Abstract

This article is an attempt to find the systematic bases of therapeutic organization in north-eastern Tanzania, based on recent research in Galambo, Lushoto District. The whole of Tanzania suffered a long period of very low investment in either health care or public health during the colonial period. During that time the costs of reproduction of labor were borne in the countryside, mostly by women and children. Neglect by the colonial powers left a sphere of rural autonomy in medical matters, in which a number of therapeutic systems and sets of ideas fourished side by side, with no one therapeutic tradition establishing an effective monopoly. How then is a socially approved course of therapy determined? One possible answer to this question—based on shared world-view and shared assumptions about the causes of illness—is rejected. Evidence shows clearly that individuals disagree fundamentally on theories of illness causation. Radical scepticism concerning the validity of spirit-causation of illness, and of sorcery-explanation, is common. The boundaries of the system are shaped by the power of the government and (among those who are Christians) the authority of the church. The government has decided that cholera and tuberculosis must be treated within the biomedical tradition. The chruch tries unsuccessfully to limit its adherents to the use of hospital medicines or simple herbal therapies. The system as it works in actual practice is shaped by two principles. First, treatment is diagnosis. The only way to know with certainty the cause of a particular illness is to treat that cause and see if the condition improves.
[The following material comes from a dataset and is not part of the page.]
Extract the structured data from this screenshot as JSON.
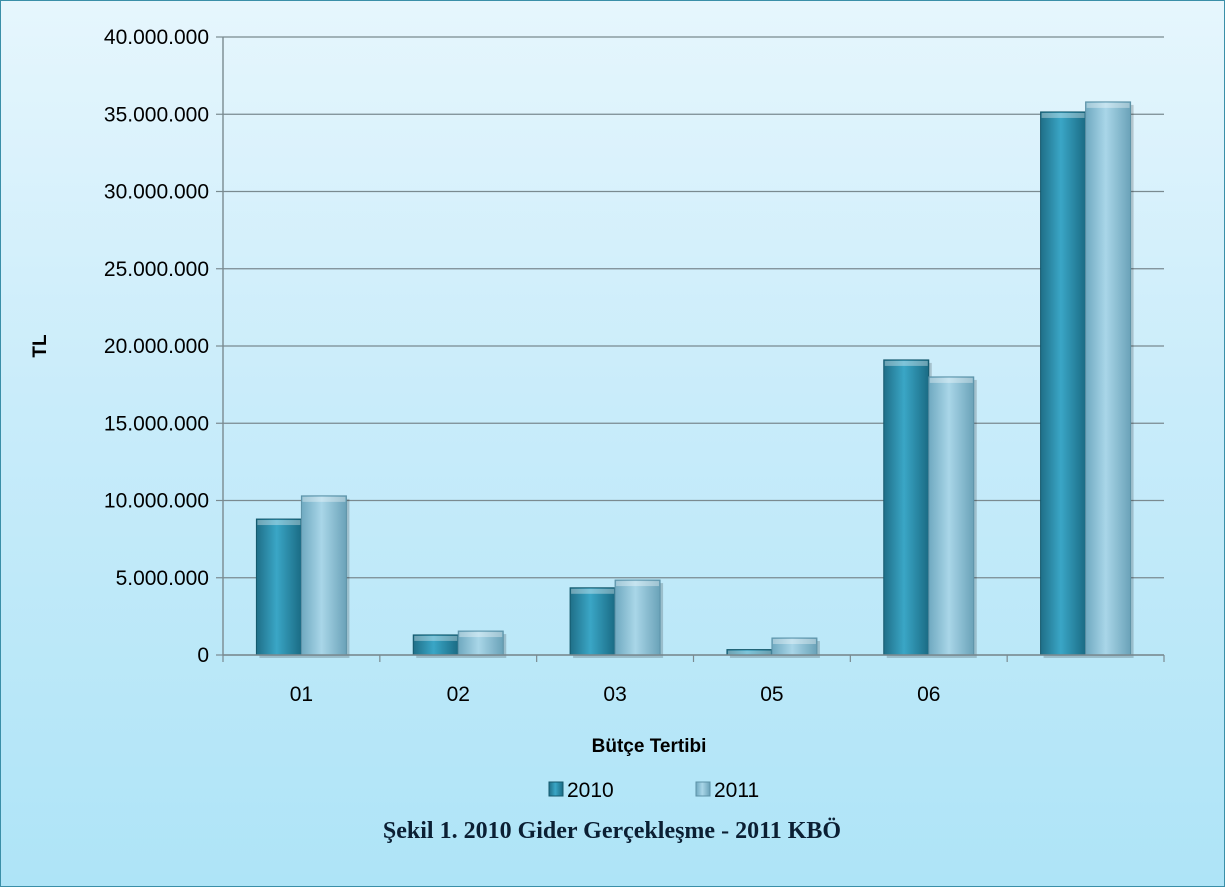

In many circumstances therapies are tried primarily to advance the process of diagnosis. Some treatments are structured so that only a part of the treatment need be tried initially, for diagnostic purposes, with the rest completed if the initial results are positive. The second principle is that the range of therapies is determined by the range of therapy managers. Therapeutic options supported by a relative or neighbor of the patient are almost never rejected, even if the patient or other therapy managers disagree with the assessment or therapeutic theory. Because of this each individual whose illness continues over a period of time tends to be treated by a wide range of practitioners.